The eloquent Ms. Foster tries to make the whole thing sound like
a wacky mix up à la Three's Company ("Oh, no! Don't let Mr.
Roper find out you didn't reweight his data, Jack!"), but what it
is really is fraud. No one just forgets to reweight data unless
they're a high school student taking their first stats class.
It's all okay though, the center's officials tell the press,
because the Household Survey probably has a significant problem
with underreporting anyway. Apparently, if you don't like the data
you come up with the first time around, you can just keep adding
numbers until you do like the data. Someone should tell Al
Gore.
Of course, this was just an ugly, silly little incident. Most
Americans probably heard that minors consume a quarter of all
alcohol and slowly drifted into revelries about Spring Breaks past.
But the larger issue highlighted by a story like this is the
press's and the public's general inability to analyze statistical
and scientific data -- and mainly, here, the burden must lie on the
press. While reporters certainly aren't expected to be scientists,
it's their job to do at least some basic filtering and make sure
that the public doesn't get its collective chain yanked.
Of course sometimes it's the reporters doing the yanking.

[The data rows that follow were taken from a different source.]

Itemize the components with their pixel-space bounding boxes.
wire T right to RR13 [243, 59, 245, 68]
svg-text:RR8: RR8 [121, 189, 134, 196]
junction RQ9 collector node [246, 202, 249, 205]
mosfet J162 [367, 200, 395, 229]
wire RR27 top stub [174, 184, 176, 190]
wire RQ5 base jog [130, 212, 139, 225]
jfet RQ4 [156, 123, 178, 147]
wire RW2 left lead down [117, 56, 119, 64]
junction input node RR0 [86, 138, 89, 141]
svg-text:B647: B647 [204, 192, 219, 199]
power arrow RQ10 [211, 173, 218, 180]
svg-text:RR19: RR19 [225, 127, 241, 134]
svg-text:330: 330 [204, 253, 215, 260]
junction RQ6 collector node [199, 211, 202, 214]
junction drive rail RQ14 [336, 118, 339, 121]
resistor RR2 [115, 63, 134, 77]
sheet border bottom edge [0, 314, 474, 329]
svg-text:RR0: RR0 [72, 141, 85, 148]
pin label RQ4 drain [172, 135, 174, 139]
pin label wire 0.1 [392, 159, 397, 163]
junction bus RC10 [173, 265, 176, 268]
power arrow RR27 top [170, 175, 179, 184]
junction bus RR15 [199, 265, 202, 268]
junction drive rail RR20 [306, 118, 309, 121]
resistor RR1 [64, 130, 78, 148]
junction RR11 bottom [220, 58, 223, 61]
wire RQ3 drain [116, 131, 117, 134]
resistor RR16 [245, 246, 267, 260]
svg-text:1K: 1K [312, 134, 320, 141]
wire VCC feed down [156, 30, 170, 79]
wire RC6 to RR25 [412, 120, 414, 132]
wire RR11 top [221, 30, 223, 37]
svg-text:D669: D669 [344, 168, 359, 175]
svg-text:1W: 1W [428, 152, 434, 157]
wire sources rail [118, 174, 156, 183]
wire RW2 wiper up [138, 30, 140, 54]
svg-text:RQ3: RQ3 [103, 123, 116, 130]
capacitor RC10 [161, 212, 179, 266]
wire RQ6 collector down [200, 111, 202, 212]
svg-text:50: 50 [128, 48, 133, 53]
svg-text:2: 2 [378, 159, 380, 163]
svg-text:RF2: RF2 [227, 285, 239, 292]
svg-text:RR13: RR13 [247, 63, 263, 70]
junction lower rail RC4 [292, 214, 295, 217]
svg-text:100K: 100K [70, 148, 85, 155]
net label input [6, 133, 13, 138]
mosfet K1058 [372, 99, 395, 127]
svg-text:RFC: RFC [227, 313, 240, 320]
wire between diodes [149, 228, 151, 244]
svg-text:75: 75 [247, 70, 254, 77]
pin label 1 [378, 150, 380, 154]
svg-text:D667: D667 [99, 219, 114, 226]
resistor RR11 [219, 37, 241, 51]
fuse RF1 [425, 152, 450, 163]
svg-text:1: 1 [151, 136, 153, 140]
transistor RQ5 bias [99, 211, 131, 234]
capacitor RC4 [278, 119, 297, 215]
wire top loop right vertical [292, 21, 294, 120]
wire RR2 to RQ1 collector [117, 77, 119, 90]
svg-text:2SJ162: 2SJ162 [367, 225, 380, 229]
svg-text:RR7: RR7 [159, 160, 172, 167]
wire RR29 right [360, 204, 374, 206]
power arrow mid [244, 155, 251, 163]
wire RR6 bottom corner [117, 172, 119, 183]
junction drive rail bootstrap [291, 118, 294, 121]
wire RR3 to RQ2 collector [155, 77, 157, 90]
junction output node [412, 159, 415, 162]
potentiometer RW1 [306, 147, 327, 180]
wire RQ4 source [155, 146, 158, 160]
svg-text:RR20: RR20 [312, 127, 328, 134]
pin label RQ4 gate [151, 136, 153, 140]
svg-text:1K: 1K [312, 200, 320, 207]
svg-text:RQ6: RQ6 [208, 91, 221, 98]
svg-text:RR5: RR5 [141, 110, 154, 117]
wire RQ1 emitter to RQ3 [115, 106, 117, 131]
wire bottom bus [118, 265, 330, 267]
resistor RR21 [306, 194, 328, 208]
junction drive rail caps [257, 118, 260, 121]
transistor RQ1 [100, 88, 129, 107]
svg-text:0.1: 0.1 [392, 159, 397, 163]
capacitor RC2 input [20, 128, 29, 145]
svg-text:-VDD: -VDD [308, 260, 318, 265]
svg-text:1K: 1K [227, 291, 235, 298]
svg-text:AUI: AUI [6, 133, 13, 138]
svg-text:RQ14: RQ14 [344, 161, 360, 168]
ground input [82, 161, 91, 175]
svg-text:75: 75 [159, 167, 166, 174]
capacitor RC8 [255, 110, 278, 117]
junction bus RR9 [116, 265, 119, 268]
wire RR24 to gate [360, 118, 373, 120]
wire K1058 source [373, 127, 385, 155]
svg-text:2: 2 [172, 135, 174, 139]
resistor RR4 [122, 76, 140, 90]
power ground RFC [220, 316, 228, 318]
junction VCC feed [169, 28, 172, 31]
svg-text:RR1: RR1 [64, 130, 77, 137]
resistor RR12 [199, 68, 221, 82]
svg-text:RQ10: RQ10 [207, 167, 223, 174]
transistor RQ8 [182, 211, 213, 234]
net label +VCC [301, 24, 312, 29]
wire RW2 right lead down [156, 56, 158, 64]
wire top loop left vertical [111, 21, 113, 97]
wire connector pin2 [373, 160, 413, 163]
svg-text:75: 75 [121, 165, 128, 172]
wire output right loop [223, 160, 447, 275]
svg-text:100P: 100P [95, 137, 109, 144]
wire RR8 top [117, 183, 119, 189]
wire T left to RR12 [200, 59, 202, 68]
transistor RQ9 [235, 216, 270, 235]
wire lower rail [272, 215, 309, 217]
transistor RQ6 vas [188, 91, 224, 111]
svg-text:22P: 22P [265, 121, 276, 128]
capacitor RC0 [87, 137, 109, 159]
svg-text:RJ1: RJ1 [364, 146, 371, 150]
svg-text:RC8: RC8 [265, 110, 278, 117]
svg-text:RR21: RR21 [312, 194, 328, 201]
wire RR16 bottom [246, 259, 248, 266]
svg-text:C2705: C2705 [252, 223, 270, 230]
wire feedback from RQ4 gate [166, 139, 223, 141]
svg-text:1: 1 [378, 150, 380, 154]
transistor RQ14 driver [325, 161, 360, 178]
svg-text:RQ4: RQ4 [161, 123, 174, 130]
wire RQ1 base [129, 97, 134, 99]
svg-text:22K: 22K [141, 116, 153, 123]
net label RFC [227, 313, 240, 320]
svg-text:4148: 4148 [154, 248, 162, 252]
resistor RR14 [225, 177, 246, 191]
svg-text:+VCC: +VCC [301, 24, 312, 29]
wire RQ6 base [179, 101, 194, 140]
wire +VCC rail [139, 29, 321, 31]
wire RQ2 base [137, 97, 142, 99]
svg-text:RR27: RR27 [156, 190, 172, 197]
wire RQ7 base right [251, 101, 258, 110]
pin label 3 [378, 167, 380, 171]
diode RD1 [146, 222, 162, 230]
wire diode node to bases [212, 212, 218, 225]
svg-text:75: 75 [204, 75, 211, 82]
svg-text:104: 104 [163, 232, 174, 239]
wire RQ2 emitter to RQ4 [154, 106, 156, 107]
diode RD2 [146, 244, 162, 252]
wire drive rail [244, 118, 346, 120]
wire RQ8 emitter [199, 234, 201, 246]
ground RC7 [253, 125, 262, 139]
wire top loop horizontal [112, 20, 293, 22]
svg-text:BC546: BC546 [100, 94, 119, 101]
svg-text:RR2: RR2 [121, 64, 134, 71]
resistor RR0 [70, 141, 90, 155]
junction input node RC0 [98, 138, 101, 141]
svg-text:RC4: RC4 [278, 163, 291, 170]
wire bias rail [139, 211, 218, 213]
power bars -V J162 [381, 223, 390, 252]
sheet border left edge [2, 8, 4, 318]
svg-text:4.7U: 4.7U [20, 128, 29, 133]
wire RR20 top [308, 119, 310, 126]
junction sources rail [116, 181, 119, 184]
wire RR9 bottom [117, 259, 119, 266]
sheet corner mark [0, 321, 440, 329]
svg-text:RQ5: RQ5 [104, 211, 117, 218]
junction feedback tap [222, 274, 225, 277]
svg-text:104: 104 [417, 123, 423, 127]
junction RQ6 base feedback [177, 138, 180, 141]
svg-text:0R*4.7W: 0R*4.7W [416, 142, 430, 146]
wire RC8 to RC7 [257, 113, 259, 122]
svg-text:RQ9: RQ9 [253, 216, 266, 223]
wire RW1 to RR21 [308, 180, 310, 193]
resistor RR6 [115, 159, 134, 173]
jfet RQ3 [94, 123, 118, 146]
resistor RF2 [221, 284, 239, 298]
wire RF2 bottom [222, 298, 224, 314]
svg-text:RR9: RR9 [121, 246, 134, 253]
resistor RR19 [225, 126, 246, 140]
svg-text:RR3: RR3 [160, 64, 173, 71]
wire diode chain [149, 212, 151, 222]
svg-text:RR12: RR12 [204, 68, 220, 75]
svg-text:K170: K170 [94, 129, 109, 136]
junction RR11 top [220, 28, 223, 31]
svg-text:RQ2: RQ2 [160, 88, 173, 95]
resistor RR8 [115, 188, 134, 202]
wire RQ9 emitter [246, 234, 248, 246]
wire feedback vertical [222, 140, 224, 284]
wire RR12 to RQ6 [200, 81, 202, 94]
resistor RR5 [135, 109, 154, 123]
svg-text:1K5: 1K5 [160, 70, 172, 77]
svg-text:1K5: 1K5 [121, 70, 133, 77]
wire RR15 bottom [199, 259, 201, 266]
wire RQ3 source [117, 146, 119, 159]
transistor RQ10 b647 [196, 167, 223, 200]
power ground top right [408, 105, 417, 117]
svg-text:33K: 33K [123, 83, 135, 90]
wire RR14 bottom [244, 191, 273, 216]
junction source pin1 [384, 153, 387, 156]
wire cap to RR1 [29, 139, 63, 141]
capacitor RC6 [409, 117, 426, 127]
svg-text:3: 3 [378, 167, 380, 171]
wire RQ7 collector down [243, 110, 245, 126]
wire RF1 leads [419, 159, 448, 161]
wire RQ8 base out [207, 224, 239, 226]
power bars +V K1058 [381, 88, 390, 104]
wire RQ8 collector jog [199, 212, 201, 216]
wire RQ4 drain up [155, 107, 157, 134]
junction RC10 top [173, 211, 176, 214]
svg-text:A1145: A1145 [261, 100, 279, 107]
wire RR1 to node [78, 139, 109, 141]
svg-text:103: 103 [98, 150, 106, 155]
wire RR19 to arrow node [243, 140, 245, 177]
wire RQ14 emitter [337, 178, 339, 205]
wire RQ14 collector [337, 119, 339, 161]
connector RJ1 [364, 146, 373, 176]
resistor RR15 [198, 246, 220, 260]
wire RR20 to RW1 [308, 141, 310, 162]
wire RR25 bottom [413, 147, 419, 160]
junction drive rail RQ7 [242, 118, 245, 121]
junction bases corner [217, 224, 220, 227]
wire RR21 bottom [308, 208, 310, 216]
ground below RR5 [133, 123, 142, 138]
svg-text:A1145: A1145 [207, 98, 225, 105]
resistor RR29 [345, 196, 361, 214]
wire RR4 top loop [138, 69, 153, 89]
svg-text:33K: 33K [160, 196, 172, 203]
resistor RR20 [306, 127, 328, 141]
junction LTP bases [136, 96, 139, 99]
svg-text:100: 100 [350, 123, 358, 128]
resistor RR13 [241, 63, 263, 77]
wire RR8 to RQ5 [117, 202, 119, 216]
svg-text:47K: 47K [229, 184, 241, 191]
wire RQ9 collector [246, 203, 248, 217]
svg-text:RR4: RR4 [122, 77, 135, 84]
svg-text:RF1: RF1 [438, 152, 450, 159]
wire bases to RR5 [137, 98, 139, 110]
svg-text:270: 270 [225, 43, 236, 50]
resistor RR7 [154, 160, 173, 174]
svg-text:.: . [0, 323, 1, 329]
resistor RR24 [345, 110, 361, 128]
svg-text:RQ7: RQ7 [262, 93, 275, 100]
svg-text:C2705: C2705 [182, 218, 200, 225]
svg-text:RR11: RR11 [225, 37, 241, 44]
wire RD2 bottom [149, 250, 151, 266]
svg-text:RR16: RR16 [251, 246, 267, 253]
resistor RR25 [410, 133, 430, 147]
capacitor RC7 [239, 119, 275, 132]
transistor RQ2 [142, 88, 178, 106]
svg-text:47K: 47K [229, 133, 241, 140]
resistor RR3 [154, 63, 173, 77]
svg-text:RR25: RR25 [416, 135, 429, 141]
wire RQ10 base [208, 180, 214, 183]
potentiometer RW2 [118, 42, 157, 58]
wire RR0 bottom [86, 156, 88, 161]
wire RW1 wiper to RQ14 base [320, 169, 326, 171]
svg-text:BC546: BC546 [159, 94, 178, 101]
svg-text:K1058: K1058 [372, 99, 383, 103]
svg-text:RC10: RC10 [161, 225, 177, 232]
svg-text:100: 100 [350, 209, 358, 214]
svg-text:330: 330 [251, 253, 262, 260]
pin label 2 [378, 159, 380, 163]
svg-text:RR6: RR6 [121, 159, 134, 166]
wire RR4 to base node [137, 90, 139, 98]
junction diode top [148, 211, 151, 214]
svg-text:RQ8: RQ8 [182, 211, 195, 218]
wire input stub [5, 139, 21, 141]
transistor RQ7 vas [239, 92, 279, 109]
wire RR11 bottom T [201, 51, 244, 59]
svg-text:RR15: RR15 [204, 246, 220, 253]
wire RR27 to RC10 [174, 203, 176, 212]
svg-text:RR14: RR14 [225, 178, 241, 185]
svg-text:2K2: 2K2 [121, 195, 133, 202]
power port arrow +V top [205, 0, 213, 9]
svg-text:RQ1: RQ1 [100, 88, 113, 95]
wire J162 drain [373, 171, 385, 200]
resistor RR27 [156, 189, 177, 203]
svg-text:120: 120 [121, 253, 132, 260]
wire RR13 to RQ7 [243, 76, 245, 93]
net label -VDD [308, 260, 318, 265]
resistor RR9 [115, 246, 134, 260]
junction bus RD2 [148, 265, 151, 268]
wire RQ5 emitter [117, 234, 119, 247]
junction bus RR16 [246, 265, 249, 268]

Recently the press displayed willful statistical and scientific
illiteracy with the Summer of the Shark ballyhoo. Statistically,
there weren't any more shark attacks than any other year, but the
networks needed to fill up the void left by a waning Chandra Levy
story.
But even aside from simple sensationalism, the press routinely
regurgitates factoids thrown out by public interest groups in
relation to important debates without asking basic questions.
Do 12 children die every day from gunfire? Yes, but only if you
include people aged 15-19 -- many of whom are in gangs and are
involved in drug-related crime -- as children. Otherwise the number
is closer to 1.7 a day, or 1.3 excluding suicides.
Did Joe Camel influence kids to smoke? Only if kids having been
able to match a product to its spokesman (spokescamel?) at age six
conclusively proves that they were destined to go on to smoke ten
years down the line.
Studies such as CASA's whopper this Tuesday hit the street
everyday. Busybodies who care way too much about this, or an
unhealthy amount about that, peddle their wares day in and day out
hoping to land language in a bill, a new government program, a huge
foundation grant, or a mention in the State of the Union.
For the past few years, the press's policy has been to print
first, ask questions later. This time though, they got burned --
and they deserved it. It may be overly optimistic to think that
editors and reporters have learned a lesson and will ask common
sense questions about the studies they get press releases about in
the future, but they just might. After all, 61.3 percent of all
journalists have at least a modicum of common sense. Unless, of
course, they've been over-reporting.